Personal information
- Full name: Henry Edward Parfitt
- Date of birth: 26 September 1929
- Place of birth: Cardiff, Wales
- Date of death: 17 October 2012 (aged 83)
- Place of death: Newport, Wales
- Position(s): Full back

Senior career*
- Years: Team / Apps / (Gls)
- 1949–1952: Cardiff City / 0 / (0)
- 1952–1954: Torquay United / 58 / (0)
- 1954–1955: Cardiff City / 1 / (0)
- Worcester City

= Harry Parfitt =

Welsh footballer

Henry Edward Parfitt (26 September 1929 — 17 October 2012) was a Welsh professional footballer who played as a full back.

==Career==
Parfitt began his career with his hometown club Cardiff City, signing in 1949. However, he was unable to break into the first team and was allowed to join Torquay United, as part of an agreement between the clubs where Cardiff would send players deemed not ready for first team football at a higher level. In exchange, Cardiff received first refusal on any Torquay players.

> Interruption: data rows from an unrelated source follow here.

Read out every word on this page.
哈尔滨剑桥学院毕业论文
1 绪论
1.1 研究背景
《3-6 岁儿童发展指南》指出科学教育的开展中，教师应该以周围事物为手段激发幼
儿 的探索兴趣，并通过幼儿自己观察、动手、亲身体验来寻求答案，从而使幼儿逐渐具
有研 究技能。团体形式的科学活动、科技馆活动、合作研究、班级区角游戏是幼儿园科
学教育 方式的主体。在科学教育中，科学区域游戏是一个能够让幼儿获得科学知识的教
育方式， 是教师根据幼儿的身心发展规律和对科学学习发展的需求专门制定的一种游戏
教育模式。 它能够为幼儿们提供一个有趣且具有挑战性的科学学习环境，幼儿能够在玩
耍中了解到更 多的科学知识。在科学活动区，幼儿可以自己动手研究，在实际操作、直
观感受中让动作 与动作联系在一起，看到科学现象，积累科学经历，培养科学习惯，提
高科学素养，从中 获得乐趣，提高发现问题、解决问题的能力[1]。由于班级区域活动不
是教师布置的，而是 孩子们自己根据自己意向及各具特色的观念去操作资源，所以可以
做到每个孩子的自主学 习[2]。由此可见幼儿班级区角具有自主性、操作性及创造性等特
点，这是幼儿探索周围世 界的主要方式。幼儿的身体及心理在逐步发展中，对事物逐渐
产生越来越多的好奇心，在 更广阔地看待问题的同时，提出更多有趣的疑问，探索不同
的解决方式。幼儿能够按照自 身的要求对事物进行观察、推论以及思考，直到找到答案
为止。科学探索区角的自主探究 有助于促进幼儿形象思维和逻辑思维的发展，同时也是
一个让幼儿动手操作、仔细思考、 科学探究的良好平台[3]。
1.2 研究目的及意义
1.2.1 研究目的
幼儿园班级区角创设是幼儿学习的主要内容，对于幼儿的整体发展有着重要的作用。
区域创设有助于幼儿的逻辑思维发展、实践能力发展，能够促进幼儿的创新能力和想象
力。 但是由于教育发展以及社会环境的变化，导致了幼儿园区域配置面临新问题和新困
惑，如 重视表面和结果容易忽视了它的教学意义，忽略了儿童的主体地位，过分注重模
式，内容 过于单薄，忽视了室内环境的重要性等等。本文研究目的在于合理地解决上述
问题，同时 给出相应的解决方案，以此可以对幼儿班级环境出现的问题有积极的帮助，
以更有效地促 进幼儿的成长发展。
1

Parfitt spent two seasons with Torquay, making over 50 appearances when Cardiff chose to resign him, offering £2500. However, Torquay's board of directors demanded double for his sale and Cardiff were forced into paying the £5000 fee but subsequently ended their partnership with the club. He returned to Cardiff but made only one appearance, in a match against Bolton Wanderers, before being released. He later played for Worcester City.